NervGen Cleared to Enroll Final Group in Trial of NVG-291
NervGen Pharma has received approval to enroll a third and final group of healthy volunteers in the multiple ascending dose (MAD) segment of its Phase 1 clinical trial of NVG-291, an investigational treatment for multiple sclerosis (MS) and other nervous system diseases.
A safety review committee cleared the enrollment after a review of data from the second dose group, in which no serious or severe adverse side effects were reported after two weeks of treatment.
NervGen is hopeful the successful completion of this Phase 1 study will pave the way for clinical testing in patient groups. A Phase 2 trial in MS patients is planned to begin in early 2023.
“This second cohort in the MAD portion of our Phase 1 was a success in multiple ways,” Paul Brennan, NervGen’s president and CEO, said in a press release. “As with our other cohorts, we did not have any adverse events reported in this cohort that were either serious or severe. This is very encouraging as we plan for our upcoming patient studies since we have now demonstrated that NVG-291 is well tolerated after 14 days of administration at doses well above those found to be efficacious in animals.”
NVG-291 is a small molecule designed to modulate the activity of a class of receptors called tyrosine phosphatase (PTP) sigma, which prevent nerve cells from repairing damage after an injury.
According to NervGen, preclinical studies have demonstrated that NVG-291 can promote reparative processes in the nervous system.

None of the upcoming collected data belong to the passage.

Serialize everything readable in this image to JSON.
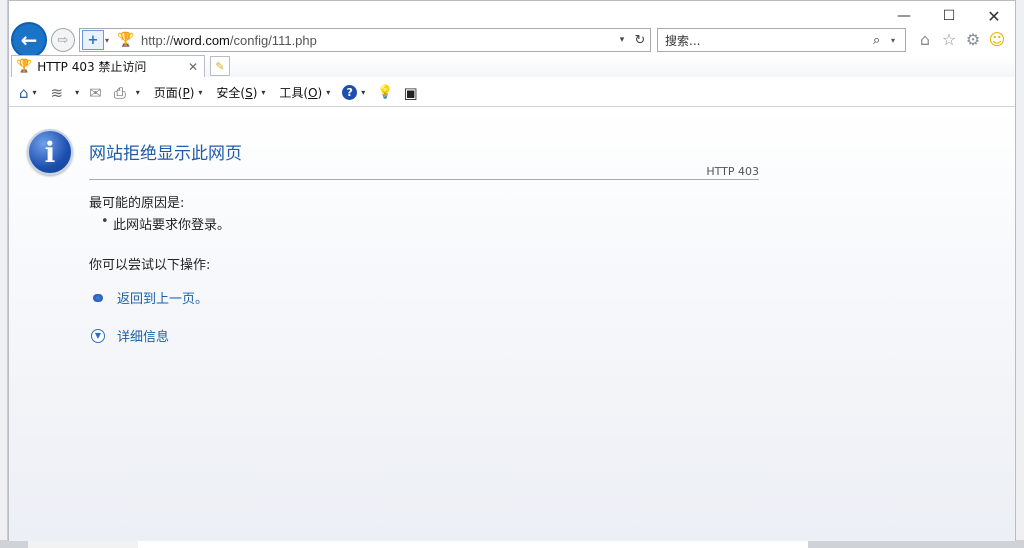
{
  "window": {
    "minimize": "—",
    "maximize": "☐",
    "close": "✕"
  },
  "nav": {
    "back_glyph": "←",
    "forward_glyph": "⇨"
  },
  "address": {
    "shield_glyph": "+",
    "url_prefix": "http://",
    "url_domain": "word.com",
    "url_path": "/config/111.php",
    "refresh_glyph": "↻",
    "dropdown_glyph": "▾"
  },
  "search": {
    "placeholder": "搜索...",
    "icon": "⌕",
    "dropdown_glyph": "▾"
  },
  "right_icons": {
    "home": "⌂",
    "favorites": "☆",
    "settings": "⚙",
    "feedback": "☺"
  },
  "tab": {
    "title": "HTTP 403 禁止访问",
    "close": "✕",
    "new_tab": "✎"
  },
  "commandbar": {
    "home": "⌂",
    "feeds": "≋",
    "mail": "✉",
    "print": "⎙",
    "page_label": "页面(",
    "page_key": "P",
    "page_close": ")",
    "safety_label": "安全(",
    "safety_key": "S",
    "safety_close": ")",
    "tools_label": "工具(",
    "tools_key": "O",
    "tools_close": ")",
    "help": "?",
    "bulb": "💡",
    "research": "▣",
    "dropdown_glyph": "▾"
  },
  "content": {
    "title": "网站拒绝显示此网页",
    "http_code": "HTTP 403",
    "reason_heading": "最可能的原因是:",
    "reasons": [
      "此网站要求你登录。"
    ],
    "try_heading": "你可以尝试以下操作:",
    "back_link": "返回到上一页。",
    "more_info_link": "详细信息",
    "info_glyph": "i",
    "expand_glyph": "▼"
  },
  "colors": {
    "accent": "#1a73c7",
    "link": "#1a5fa8",
    "title": "#1f5ba9"
  }
}
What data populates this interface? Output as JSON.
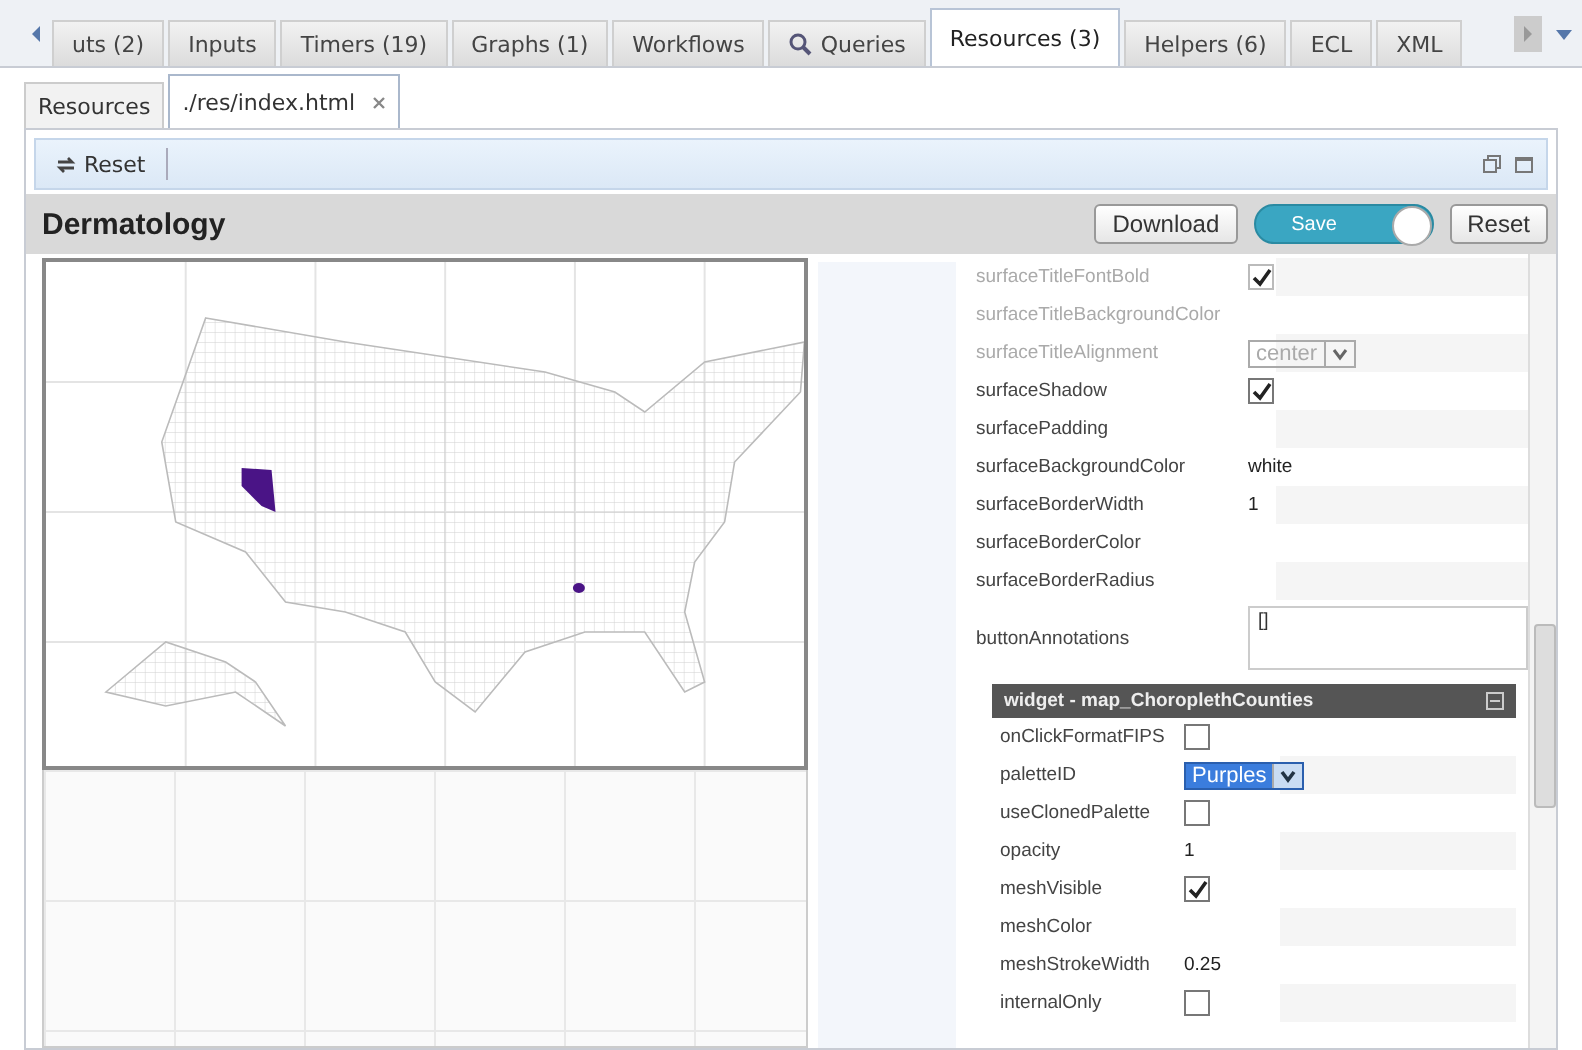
{
  "tabs": [
    {
      "label": "uts (2)",
      "selected": false,
      "kind": "plain"
    },
    {
      "label": "Inputs",
      "selected": false,
      "kind": "plain"
    },
    {
      "label": "Timers (19)",
      "selected": false,
      "kind": "plain"
    },
    {
      "label": "Graphs (1)",
      "selected": false,
      "kind": "plain"
    },
    {
      "label": "Workflows",
      "selected": false,
      "kind": "plain"
    },
    {
      "label": "Queries",
      "selected": false,
      "kind": "search"
    },
    {
      "label": "Resources (3)",
      "selected": true,
      "kind": "plain"
    },
    {
      "label": "Helpers (6)",
      "selected": false,
      "kind": "plain"
    },
    {
      "label": "ECL",
      "selected": false,
      "kind": "plain"
    },
    {
      "label": "XML",
      "selected": false,
      "kind": "plain"
    }
  ],
  "subtabs": [
    {
      "label": "Resources",
      "selected": false,
      "closable": false
    },
    {
      "label": "./res/index.html",
      "selected": true,
      "closable": true
    }
  ],
  "toolbar": {
    "reset": "Reset"
  },
  "header": {
    "title": "Dermatology",
    "download": "Download",
    "save": {
      "label": "Save",
      "on": true
    },
    "reset": "Reset"
  },
  "properties": [
    {
      "label": "surfaceTitleFontBold",
      "kind": "check",
      "checked": true,
      "disabled": true
    },
    {
      "label": "surfaceTitleBackgroundColor",
      "kind": "text",
      "disabled": true
    },
    {
      "label": "surfaceTitleAlignment",
      "kind": "select",
      "value": "center",
      "disabled": true
    },
    {
      "label": "surfaceShadow",
      "kind": "check",
      "checked": true,
      "disabled": false
    },
    {
      "label": "surfacePadding",
      "kind": "text",
      "disabled": false
    },
    {
      "label": "surfaceBackgroundColor",
      "kind": "text",
      "value": "white",
      "disabled": false
    },
    {
      "label": "surfaceBorderWidth",
      "kind": "text",
      "value": "1",
      "disabled": false
    },
    {
      "label": "surfaceBorderColor",
      "kind": "text",
      "disabled": false
    },
    {
      "label": "surfaceBorderRadius",
      "kind": "text",
      "disabled": false
    },
    {
      "label": "buttonAnnotations",
      "kind": "textarea",
      "value": "[]",
      "disabled": false
    }
  ],
  "widget": {
    "title": "widget - map_ChoroplethCounties",
    "rows": [
      {
        "label": "onClickFormatFIPS",
        "kind": "check",
        "checked": false
      },
      {
        "label": "paletteID",
        "kind": "select",
        "value": "Purples"
      },
      {
        "label": "useClonedPalette",
        "kind": "check",
        "checked": false
      },
      {
        "label": "opacity",
        "kind": "text",
        "value": "1"
      },
      {
        "label": "meshVisible",
        "kind": "check",
        "checked": true
      },
      {
        "label": "meshColor",
        "kind": "text"
      },
      {
        "label": "meshStrokeWidth",
        "kind": "text",
        "value": "0.25"
      },
      {
        "label": "internalOnly",
        "kind": "check",
        "checked": false
      }
    ]
  }
}
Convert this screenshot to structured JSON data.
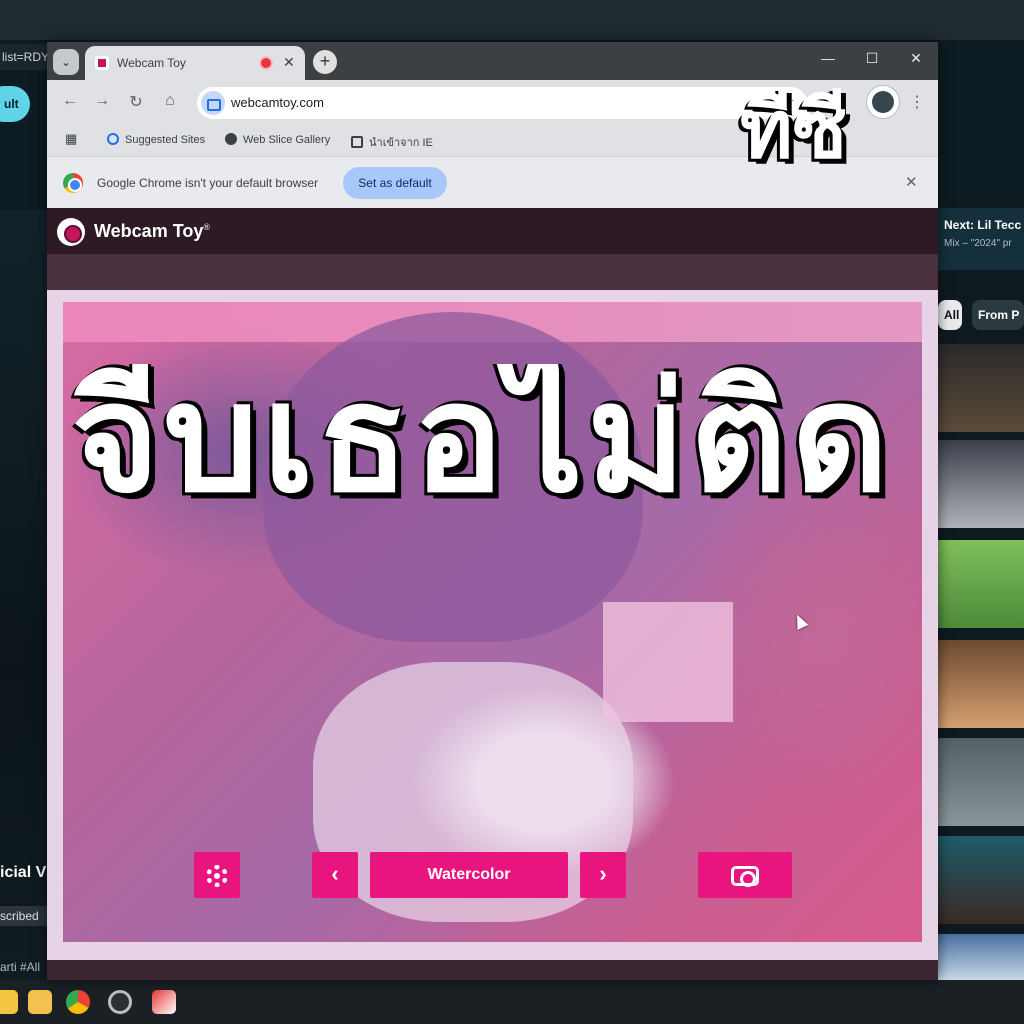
{
  "background": {
    "url_fragment": "list=RDY",
    "button_label": "ult",
    "left_title": "icial V",
    "left_subscribed": "scribed",
    "left_hashtag": "arti #All",
    "next_title": "Next: Lil Tecc",
    "next_sub": "Mix – \"2024\" pr",
    "chip_all": "All",
    "chip_from": "From P"
  },
  "browser": {
    "tab_title": "Webcam Toy",
    "url": "webcamtoy.com",
    "bookmarks": [
      "Suggested Sites",
      "Web Slice Gallery",
      "นำเข้าจาก IE"
    ],
    "infobar_text": "Google Chrome isn't your default browser",
    "set_default_label": "Set as default",
    "icons": {
      "tab_search": "chevron-down-icon",
      "close": "close-icon",
      "new_tab": "plus-icon",
      "back": "arrow-left-icon",
      "forward": "arrow-right-icon",
      "reload": "reload-icon",
      "home": "home-icon",
      "star": "star-icon",
      "extensions": "puzzle-icon",
      "menu": "kebab-icon",
      "minimize": "minimize-icon",
      "maximize": "maximize-icon"
    }
  },
  "app": {
    "title": "Webcam Toy",
    "trademark": "®",
    "effect_name": "Watercolor",
    "accent_color": "#e8157f",
    "overlay_main": "จีบเธอไม่ติด",
    "overlay_small": "ทีซี"
  },
  "glyphs": {
    "close": "✕",
    "plus": "+",
    "chevron_down": "⌄",
    "back": "←",
    "forward": "→",
    "reload": "↻",
    "home": "⌂",
    "star": "☆",
    "menu": "⋮",
    "minimize": "—",
    "maximize": "☐",
    "prev": "‹",
    "next": "›",
    "grid": "▦",
    "search": "⚲"
  }
}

This includes remyelination, the restoration of the fatty substance called myelin that surrounds and protects nerve cells, which is the target of misdirected autoimmune attacks in MS.
The ongoing Phase 1 trial (NCT05308953) is evaluating NVG-291 in a two-part study at sites in Australia. In the first part, 37 healthy participants received a single subcutaneous (under-the-skin) injection of NVG-291 at doses ranging from 0.032 to 0.864 mg/kg, or a placebo. Data from that portion of the trial showed that NVG-291 was generally safe and well-tolerated.
The trial’s second MAD part is evaluating the therapy’s safety over 14 consecutive days against a placebo. Participants also are followed for one week after their last dose. Three doses of NVG-291, all of which are higher than the highest effective dose used in animal studies, are being evaluated in this part.
The first MAD group included six participants, four of whom received a daily dose of 0.384 mg/kg of NVG-291 and two who were given a placebo. Results showed that this dose was generally safe and well-tolerated. These interim findings, along with data from the first single ascending dose part, were presented at the American Academy of Neurology 2022 Annual Meeting in April.
Participants in the second MAD group received NVG-291 at a dose of 0.576 mg/kg, which was about 80% higher than the highest effective dose used in animals. This higher dose also appeared to be safe among the four participants who received it. As with the first dose group, two other people also were given a placebo.
“It is significant that the doses of NVG-291 administered in the second MAD cohort were 80% higher than the highest corresponding dose found to be efficacious in animal models and over 50 times higher than the lowest efficacious doses where functional improvements were observed,” Brennan said.
With the safety of lower doses established, NervGen will advance to the final dose stage, which the company anticipates will help establish the optimal dose or dose range for clinical testing in groups of patients. As of the company’s presentation last month, this third group is expected to receive a dose of 0.864 mg/kg.
“This provides us with a clear pathway to define our doses as we plan for our upcoming Phase 1b/2a efficacy studies in Alzheimer’s disease and spinal cord injury patients later in 2022 and a Phase 2 study in multiple sclerosis patients in early 2023,” Brennan said.
After completion of the MAD study and ongoing toxicology studies, NervGen will seek to remove the the U.S. Food and Drug Administration’s previous partial clinical hold preventing the company from enrolling men and premenopausal women in clinical testing before additional safety data is provided.